A group of international organisations representing designers and architects have signed the first Montreal Design Declaration, setting out the sector's ambitions for tackling world issues.
Organisations affiliated with the United Nations, including UNESCO, UN-Habitat and UNEP, were joined by international federations for landscape architecture, housing and planning, and other design disciplines for the 10-day series of talks presentations.
Together the delegates set out goals for sustainable design and promoting the sectors' importance, resulting in an international action plan for using design to address global challenges.
"For the first time, representatives of leading international organisations representing designers, architects, planners and landscape architects have collaborated effectively to present a united position on the utilisation of design to cope with pressing global economic, social, environmental and cultural challenges," said a statement from World Design Summit.
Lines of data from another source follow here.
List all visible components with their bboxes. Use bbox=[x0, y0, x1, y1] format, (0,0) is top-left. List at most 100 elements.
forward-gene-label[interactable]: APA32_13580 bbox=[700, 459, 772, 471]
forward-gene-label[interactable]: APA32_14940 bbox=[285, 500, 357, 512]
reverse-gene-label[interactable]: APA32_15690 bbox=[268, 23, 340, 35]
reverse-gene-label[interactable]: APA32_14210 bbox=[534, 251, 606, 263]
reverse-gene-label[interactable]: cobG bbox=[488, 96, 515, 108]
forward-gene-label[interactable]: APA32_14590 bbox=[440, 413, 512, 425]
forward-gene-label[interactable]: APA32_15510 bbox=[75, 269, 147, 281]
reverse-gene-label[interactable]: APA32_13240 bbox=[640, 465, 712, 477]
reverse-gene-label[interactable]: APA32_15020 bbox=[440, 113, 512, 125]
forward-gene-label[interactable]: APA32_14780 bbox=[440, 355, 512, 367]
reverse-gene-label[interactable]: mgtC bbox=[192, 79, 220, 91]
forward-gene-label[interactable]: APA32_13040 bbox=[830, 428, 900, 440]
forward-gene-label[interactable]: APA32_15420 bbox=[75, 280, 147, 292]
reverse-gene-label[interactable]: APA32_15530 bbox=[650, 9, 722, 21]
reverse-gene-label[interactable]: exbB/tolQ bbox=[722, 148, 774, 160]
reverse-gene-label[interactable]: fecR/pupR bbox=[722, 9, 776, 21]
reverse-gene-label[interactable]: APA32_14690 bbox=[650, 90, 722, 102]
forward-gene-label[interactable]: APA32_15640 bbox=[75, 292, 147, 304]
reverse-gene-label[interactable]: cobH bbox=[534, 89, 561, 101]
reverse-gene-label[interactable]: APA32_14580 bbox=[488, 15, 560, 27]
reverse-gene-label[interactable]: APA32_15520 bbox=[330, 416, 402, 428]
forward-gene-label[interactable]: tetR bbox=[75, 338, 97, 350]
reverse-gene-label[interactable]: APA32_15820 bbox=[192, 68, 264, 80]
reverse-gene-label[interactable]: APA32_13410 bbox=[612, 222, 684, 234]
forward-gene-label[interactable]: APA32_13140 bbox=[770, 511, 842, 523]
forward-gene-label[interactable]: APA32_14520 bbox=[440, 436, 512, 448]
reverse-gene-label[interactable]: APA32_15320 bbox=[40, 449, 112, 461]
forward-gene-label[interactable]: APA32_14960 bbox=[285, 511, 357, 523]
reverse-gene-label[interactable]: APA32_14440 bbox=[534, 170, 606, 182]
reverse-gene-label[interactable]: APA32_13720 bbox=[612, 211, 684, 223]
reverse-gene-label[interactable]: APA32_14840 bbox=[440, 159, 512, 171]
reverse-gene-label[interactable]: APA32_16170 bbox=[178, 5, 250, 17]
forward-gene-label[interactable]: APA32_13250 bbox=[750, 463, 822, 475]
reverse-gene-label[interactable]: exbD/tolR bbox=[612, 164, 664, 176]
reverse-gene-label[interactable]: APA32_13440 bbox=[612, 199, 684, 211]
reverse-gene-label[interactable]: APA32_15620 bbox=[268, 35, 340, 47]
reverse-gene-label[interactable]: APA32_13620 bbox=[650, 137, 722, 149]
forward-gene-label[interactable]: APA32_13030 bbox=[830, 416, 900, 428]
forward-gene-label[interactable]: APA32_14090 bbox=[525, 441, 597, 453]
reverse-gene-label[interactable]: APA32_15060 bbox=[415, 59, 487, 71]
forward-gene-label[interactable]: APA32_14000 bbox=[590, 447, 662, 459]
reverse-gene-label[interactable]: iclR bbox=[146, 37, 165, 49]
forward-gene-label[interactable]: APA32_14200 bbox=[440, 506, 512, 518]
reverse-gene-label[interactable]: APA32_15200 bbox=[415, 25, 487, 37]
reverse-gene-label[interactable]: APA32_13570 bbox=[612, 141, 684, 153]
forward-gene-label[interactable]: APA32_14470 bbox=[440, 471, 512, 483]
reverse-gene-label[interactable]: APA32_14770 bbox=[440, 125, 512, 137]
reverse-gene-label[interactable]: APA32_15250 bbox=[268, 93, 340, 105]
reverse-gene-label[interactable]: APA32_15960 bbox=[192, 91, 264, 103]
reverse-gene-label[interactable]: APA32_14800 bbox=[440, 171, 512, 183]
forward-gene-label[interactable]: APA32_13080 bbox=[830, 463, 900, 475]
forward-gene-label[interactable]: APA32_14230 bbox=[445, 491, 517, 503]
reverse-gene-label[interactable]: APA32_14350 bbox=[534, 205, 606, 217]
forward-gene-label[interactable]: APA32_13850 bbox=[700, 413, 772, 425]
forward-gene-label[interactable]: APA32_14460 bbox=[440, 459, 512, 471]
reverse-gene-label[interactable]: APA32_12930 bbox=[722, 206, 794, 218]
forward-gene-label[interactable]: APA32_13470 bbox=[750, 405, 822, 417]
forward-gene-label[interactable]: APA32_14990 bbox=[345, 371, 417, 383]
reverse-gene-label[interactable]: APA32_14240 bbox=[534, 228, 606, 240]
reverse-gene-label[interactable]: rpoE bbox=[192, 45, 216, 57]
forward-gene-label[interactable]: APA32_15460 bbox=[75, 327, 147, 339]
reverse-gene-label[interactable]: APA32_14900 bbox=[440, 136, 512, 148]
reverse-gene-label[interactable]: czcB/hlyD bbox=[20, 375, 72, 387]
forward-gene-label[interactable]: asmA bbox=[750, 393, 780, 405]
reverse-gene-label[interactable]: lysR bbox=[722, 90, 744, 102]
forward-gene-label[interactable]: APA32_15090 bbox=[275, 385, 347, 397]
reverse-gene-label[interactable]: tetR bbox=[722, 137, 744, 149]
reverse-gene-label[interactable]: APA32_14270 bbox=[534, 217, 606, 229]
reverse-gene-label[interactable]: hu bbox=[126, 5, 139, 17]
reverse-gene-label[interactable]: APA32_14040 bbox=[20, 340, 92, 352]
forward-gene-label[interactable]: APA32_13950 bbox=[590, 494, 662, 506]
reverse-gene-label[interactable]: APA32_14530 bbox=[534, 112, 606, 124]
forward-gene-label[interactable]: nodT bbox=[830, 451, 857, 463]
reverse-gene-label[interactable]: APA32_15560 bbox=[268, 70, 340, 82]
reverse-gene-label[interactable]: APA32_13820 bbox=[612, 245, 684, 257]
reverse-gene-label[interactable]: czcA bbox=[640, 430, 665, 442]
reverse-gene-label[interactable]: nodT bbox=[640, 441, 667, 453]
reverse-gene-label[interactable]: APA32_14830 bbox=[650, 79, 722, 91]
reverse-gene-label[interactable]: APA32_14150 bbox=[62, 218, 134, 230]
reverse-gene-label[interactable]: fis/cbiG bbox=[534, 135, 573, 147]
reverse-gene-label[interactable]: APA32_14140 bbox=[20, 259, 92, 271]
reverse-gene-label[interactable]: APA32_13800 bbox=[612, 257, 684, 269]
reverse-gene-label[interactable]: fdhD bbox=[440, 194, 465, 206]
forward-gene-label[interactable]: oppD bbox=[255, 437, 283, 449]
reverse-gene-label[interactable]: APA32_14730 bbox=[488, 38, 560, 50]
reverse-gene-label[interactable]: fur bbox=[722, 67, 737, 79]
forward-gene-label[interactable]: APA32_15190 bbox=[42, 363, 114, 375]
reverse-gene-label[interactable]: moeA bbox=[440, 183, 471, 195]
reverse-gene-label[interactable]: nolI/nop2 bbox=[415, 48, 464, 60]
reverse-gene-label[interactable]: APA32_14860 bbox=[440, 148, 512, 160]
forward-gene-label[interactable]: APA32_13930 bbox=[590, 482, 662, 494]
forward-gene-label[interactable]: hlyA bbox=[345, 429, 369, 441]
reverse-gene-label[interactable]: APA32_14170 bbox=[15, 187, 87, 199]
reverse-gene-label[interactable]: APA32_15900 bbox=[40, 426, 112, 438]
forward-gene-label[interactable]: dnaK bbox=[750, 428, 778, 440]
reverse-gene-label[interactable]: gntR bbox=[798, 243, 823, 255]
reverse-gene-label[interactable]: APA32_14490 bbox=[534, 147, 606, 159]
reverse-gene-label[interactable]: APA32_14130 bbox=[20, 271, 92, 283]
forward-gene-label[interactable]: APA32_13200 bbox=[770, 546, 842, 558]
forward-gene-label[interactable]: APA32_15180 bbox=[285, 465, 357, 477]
It is hoped that the document will be used as a reference for both design and non-design bodies to ensure that the sector contributes ethically and positively to the world.
"This text is an exceptional resource that highlights the strength and effectiveness of design when it focuses on improving people's quality of life and proposes concrete solutions to current problems," World Design Summit said.
The declaration is built around eight statements:
It also makes nine calls to action, including the development of design policies, metrics and standards, and recognition of design's value by world leaders.
"This meeting will have enabled us to send a clear message to the political bodies and decision-makers, as well as a signal that the international design community is united behind concrete goals," said Marie-Claude Parenteau-Lebeuf, World Design Summit Organisation board chair.
World Design Summit was held at the Palais des Congrès de Montréal from 16 to 25 October 2017, and included over 650 speakers, more than 500 presentations and upwards of 350 exhibitors at its Expo.
The role of design in helping to solve global issues has become a key theme for several international events. Taking place around the same time as World Design Summit, the EDIT festival in Toronto presented projects that demonstrate how design and technology are being used to tackle these problems. Canadian prime minister Justin Trudeau acknowledged the importance of these fields in a speech recorded for the festival's opening.
Meanwhile, Dezeen organised a series of talks during last month's Dutch Design Week titled Good Design for a Bad World, which explored how the industry is helping to tackle problems like pollution, climate change and the refugee crisis.
As next year's World Design Capital, Mexico City will also present a programme focussed on socially responsible design.